This is my at-home version of one of my favorite Korean dishes, dak galbi. When you get it made by a pro, there will usually be a few other things in there, like rice cake or cabbage (or kimchi), but I don’t generally keep those in my apartment all the time, so here we are without them. Don’t get too upset! I promise it’s still delicious. The chicken is marinated in a spicy combination of chili paste, soy sauce, curry paste, and a heaping helping of crushed chili flakes, then stir fried together with whatever vegetables you happen to have in your fridge. All of that heat and acidity helps to break down the chicken a bit, making it absolutely tender and moist, while the sauce is just the right amount of spicy. Kramer and I rarely go back for seconds, to be honest – when we’re cooking together and tasting throughout, we usually get bored of whatever we’re working on, but we both went back for another portion of this. It was so good, I even had a few leftover pieces cold, straight out of the container…but don’t tell anybody that. It makes for a great lunch the next day over some rice, as well as dinner for a few nights if you make enough (and you can keep yourself out of the tupperware for that long). I read that dak galbi was created as a cheap dish for bar patrons and students to eat instead of more expensive grilled dishes, most often meat or fish, and I’m fine with that! I don’t think it gets better than a meal that is both extremely tasty and easy on the wallet.
I still have to share our last set of Portland photos with you, of course! This is Maxwell having a grand old time on Sauvie Island.
His face kills me in this one.
Hooray! A stick.
Sam and Maxwell.
Sweet throw, dude.
And an equally sweet catch.
Floating down the Sandy River.
I had a great time, even with my dorky hat.
And, of course, we had to hit up Voodoo.
Someone mail me another doughnut ASAP.
Whisk together your marinade.
Then pour it over your cubed chicken. Let it marinate for an hour or so, or you can let it go overnight, which I did.
Dice whatever vegetables you decide to use, but make sure you start cooking your potatoes first so that they become tender.
Then add in your other vegetables, chicken, and sauce. Stir fry until cooked through over medium-high heat, about 8 minutes.

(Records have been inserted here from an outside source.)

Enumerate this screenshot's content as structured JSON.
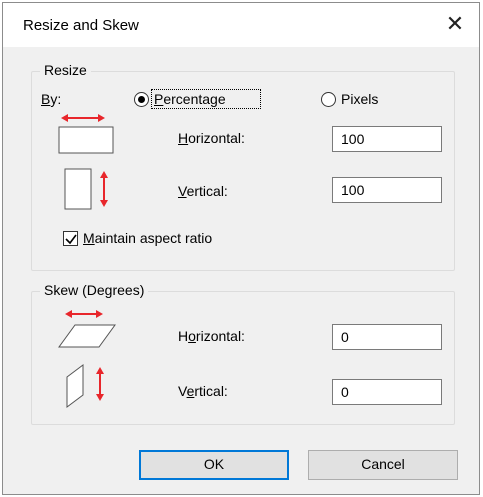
{
  "window": {
    "title": "Resize and Skew",
    "close_glyph": "✕"
  },
  "resize": {
    "group_label": "Resize",
    "by": {
      "prefix": "",
      "underlined": "B",
      "suffix": "y:"
    },
    "percentage": {
      "underlined": "P",
      "rest": "ercentage",
      "selected": true
    },
    "pixels": {
      "label": "Pixels",
      "selected": false
    },
    "horizontal": {
      "underlined": "H",
      "rest": "orizontal:",
      "value": "100"
    },
    "vertical": {
      "underlined": "V",
      "rest": "ertical:",
      "value": "100"
    },
    "maintain_aspect": {
      "underlined": "M",
      "rest": "aintain aspect ratio",
      "checked": true
    }
  },
  "skew": {
    "group_label": "Skew (Degrees)",
    "horizontal": {
      "prefix": "H",
      "underlined": "o",
      "rest": "rizontal:",
      "value": "0"
    },
    "vertical": {
      "prefix": "V",
      "underlined": "e",
      "rest": "rtical:",
      "value": "0"
    }
  },
  "buttons": {
    "ok": "OK",
    "cancel": "Cancel"
  },
  "colors": {
    "arrow": "#e8262b",
    "accent": "#0078d7"
  }
}
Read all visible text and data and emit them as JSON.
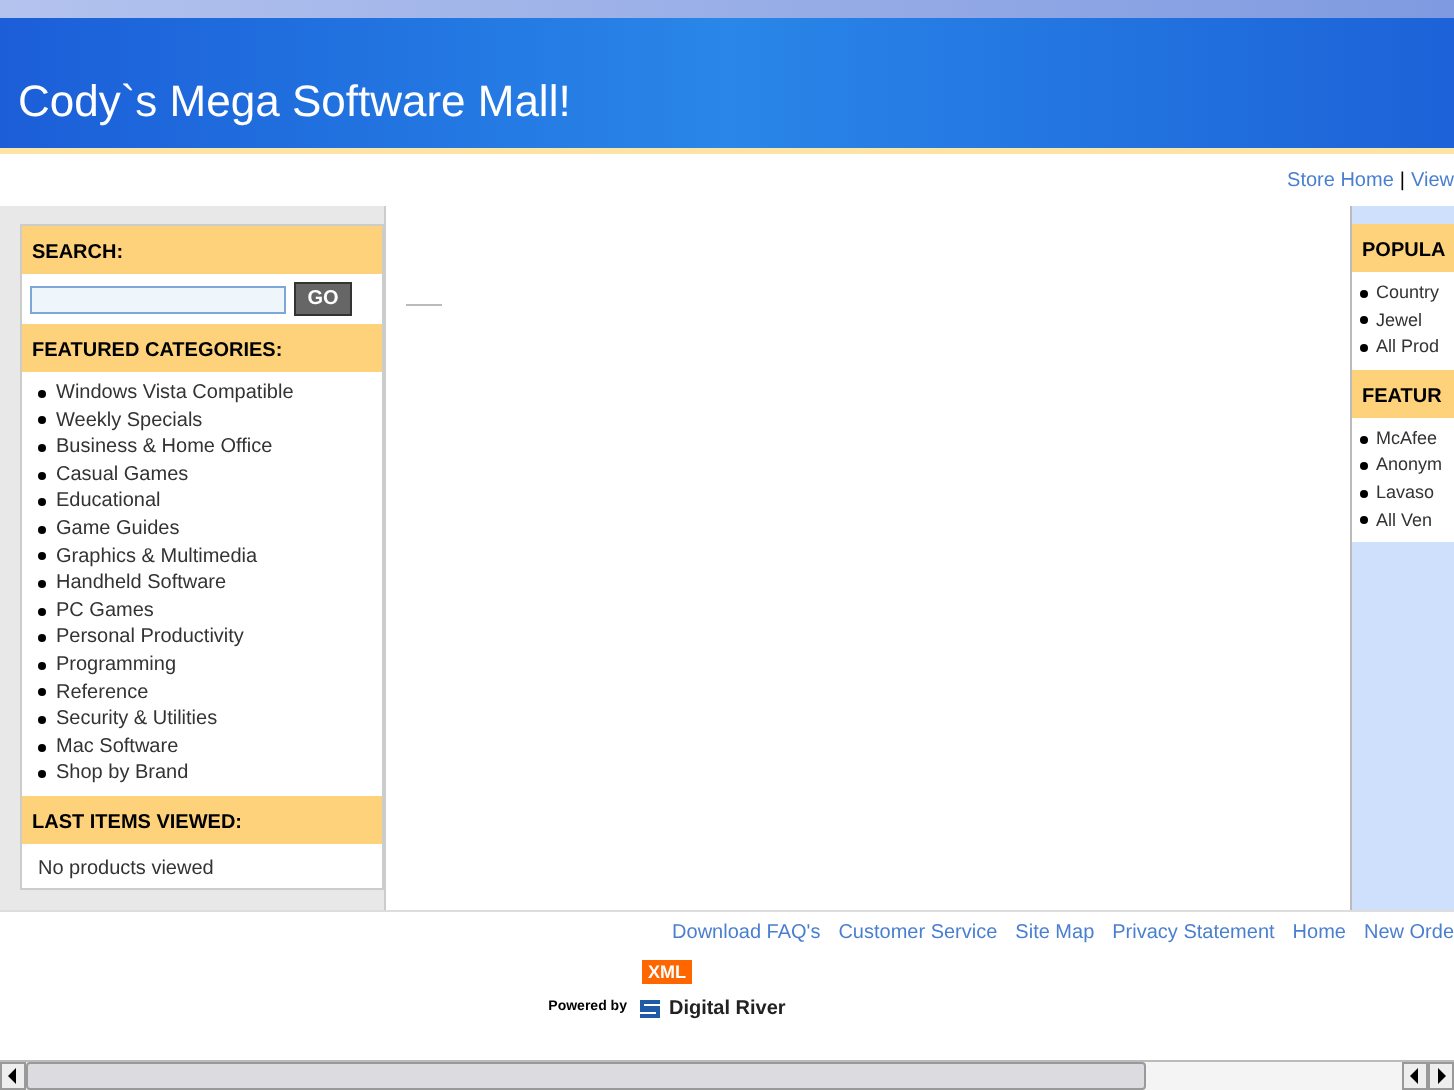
{
  "header": {
    "title": "Cody`s Mega Software Mall!"
  },
  "top_links": [
    "Store Home",
    "|",
    "View"
  ],
  "search": {
    "heading": "SEARCH:",
    "button": "GO"
  },
  "featured_categories": {
    "heading": "FEATURED CATEGORIES:",
    "items": [
      "Windows Vista Compatible",
      "Weekly Specials",
      "Business & Home Office",
      "Casual Games",
      "Educational",
      "Game Guides",
      "Graphics & Multimedia",
      "Handheld Software",
      "PC Games",
      "Personal Productivity",
      "Programming",
      "Reference",
      "Security & Utilities",
      "Mac Software",
      "Shop by Brand"
    ]
  },
  "last_items_viewed": {
    "heading": "LAST ITEMS VIEWED:",
    "text": "No products viewed"
  },
  "right_column": {
    "sections": [
      {
        "heading": "POPULA",
        "items": [
          "Country",
          "Jewel",
          "All Prod"
        ]
      },
      {
        "heading": "FEATUR",
        "items": [
          "McAfee",
          "Anonym",
          "Lavaso",
          "All Ven"
        ]
      }
    ]
  },
  "footer_links": [
    "Download FAQ's",
    "Customer Service",
    "Site Map",
    "Privacy Statement",
    "Home",
    "New Orde"
  ],
  "footer": {
    "badge": "XML",
    "powered_by": "Powered by",
    "brand": "Digital River"
  }
}
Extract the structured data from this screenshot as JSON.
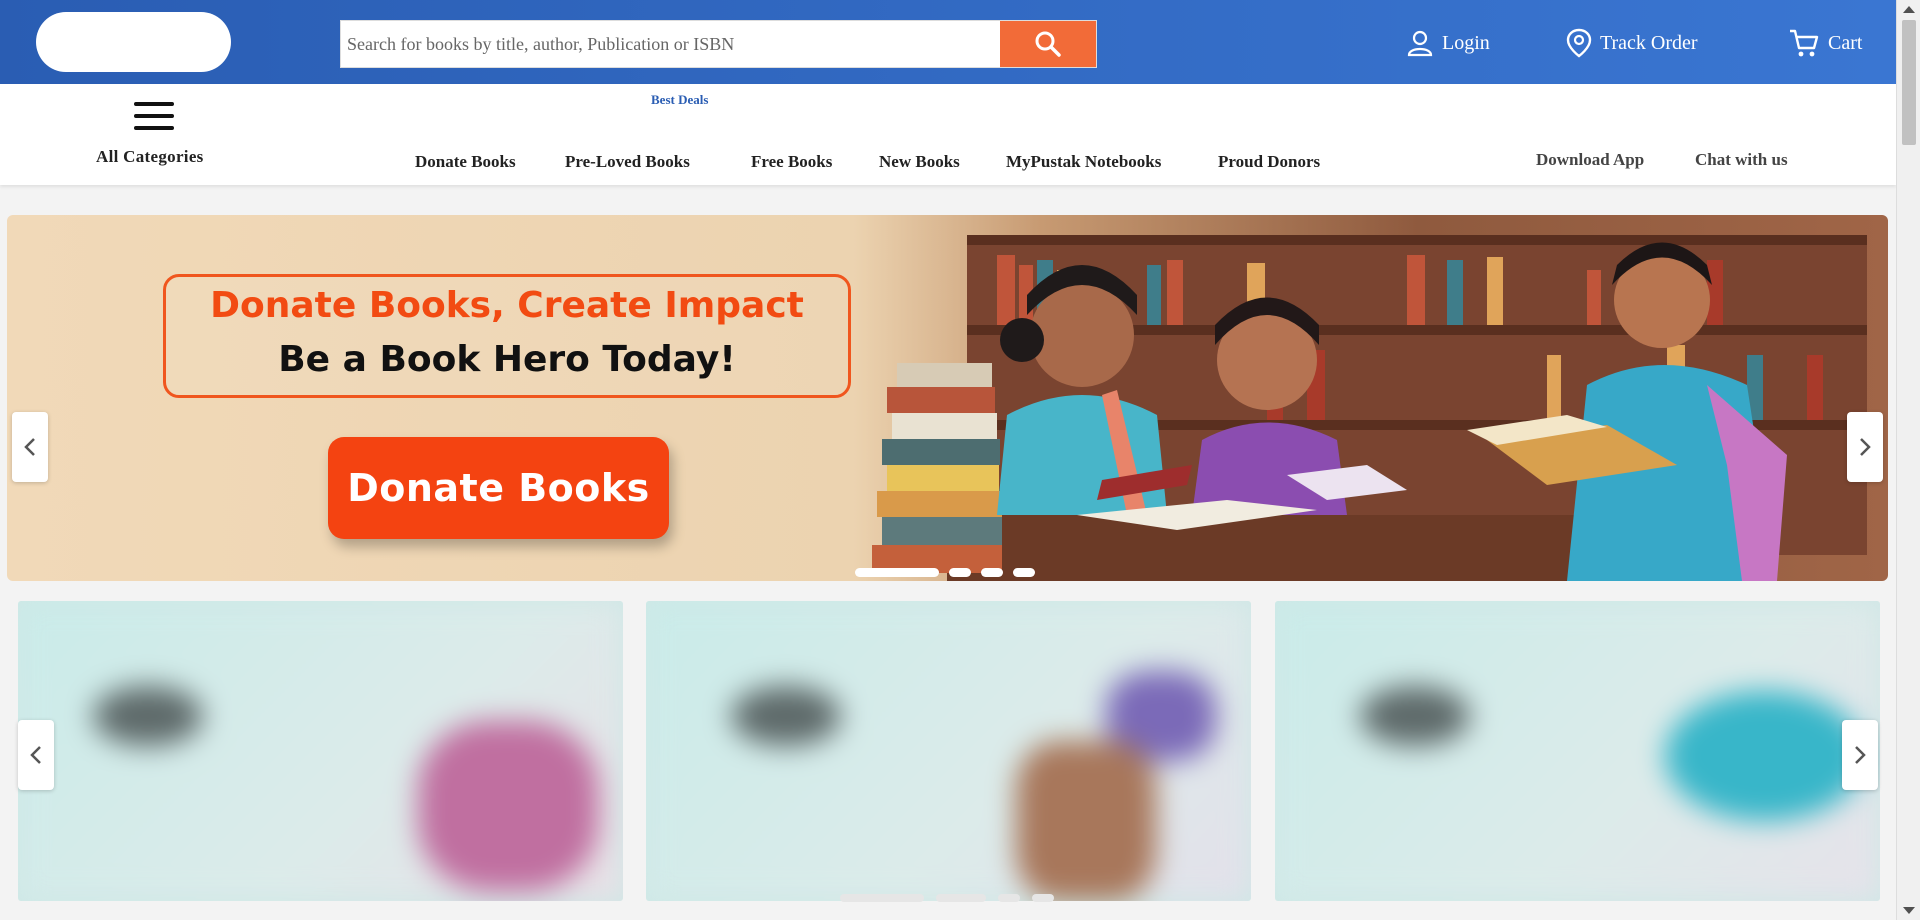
{
  "header": {
    "search": {
      "placeholder": "Search for books by title, author, Publication or ISBN",
      "icon": "search-icon"
    },
    "links": [
      {
        "label": "Login",
        "icon": "user-icon"
      },
      {
        "label": "Track Order",
        "icon": "location-pin-icon"
      },
      {
        "label": "Cart",
        "icon": "cart-icon"
      }
    ],
    "colors": {
      "bar": "#2f67c2",
      "search_button": "#f26b38"
    }
  },
  "nav": {
    "all_categories": "All Categories",
    "best_deals": "Best Deals",
    "items": [
      "Donate Books",
      "Pre-Loved Books",
      "Free Books",
      "New Books",
      "MyPustak Notebooks",
      "Proud Donors"
    ],
    "right": [
      "Download App",
      "Chat with us"
    ]
  },
  "hero": {
    "headline": "Donate Books, Create Impact",
    "subhead": "Be a Book Hero Today!",
    "cta": "Donate Books",
    "colors": {
      "headline": "#f24b12",
      "cta": "#f44311"
    },
    "slides_count": 4,
    "active_slide": 1
  },
  "promo_cards": {
    "count": 3,
    "dots_count": 4
  }
}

Serve over rice or on its own.
- 2 chicken breasts or 4 boneless chicken thighs, cut into 1-inch pieces
- 2 tablespoons chili paste
- 2 tablespoons rice wine vinegar
- 1 tablespoon red chili flakes
- 1 tablespoon soy sauce
- 1 tablespoon toasted sesame oil
- 1 tablespoon kecap manis (or molasses)
- 1 tablespoon granulated sugar
- 1 teaspoon curry paste
- 1 teaspoon curry powder
- ¼ teaspoon freshly grated ginger
- 2-3 tablespoons vegetable oil, for cooking
- 3-4 small potatoes (or 1 large sweet potato), finely chopped
- 1 shallot, minced
- 2 sweet bell peppers, roughly chopped
- toasted sesame seeds, for garnish
- scallions, thinly sliced, for garnish
- Whisk together your chili paste, rice wine vinegar, red chili flakes, soy sauce, sesame oil, kecap manic or molasses, sugar, curry paste, curry powder, and ginger. Cut your chicken into 1-inch pieces and pour the sauce over it in a sealable bag or bowl. Cover and refrigerate for at least 1 hour or as long as overnight (the longer the better, obviously).
- When you're ready to cook, dice your potatoes very finely (you want them small enough so that they will cook quickly), mince your shallot, and chop your peppers. Add 1 tablespoon of oil to your wok or pan and cook the potatoes over medium-high heat, until beginning to blister and brown, about 5 minutes, then add in the shallots, bell peppers, and chicken (along with its marinade). Cook over medium-high heat for 8-10 minutes, until the chicken is completely cooked and the potatoes are tender. Taste, adjust seasonings as necessary, and serve garnished with some sliced scallions and sesame seeds.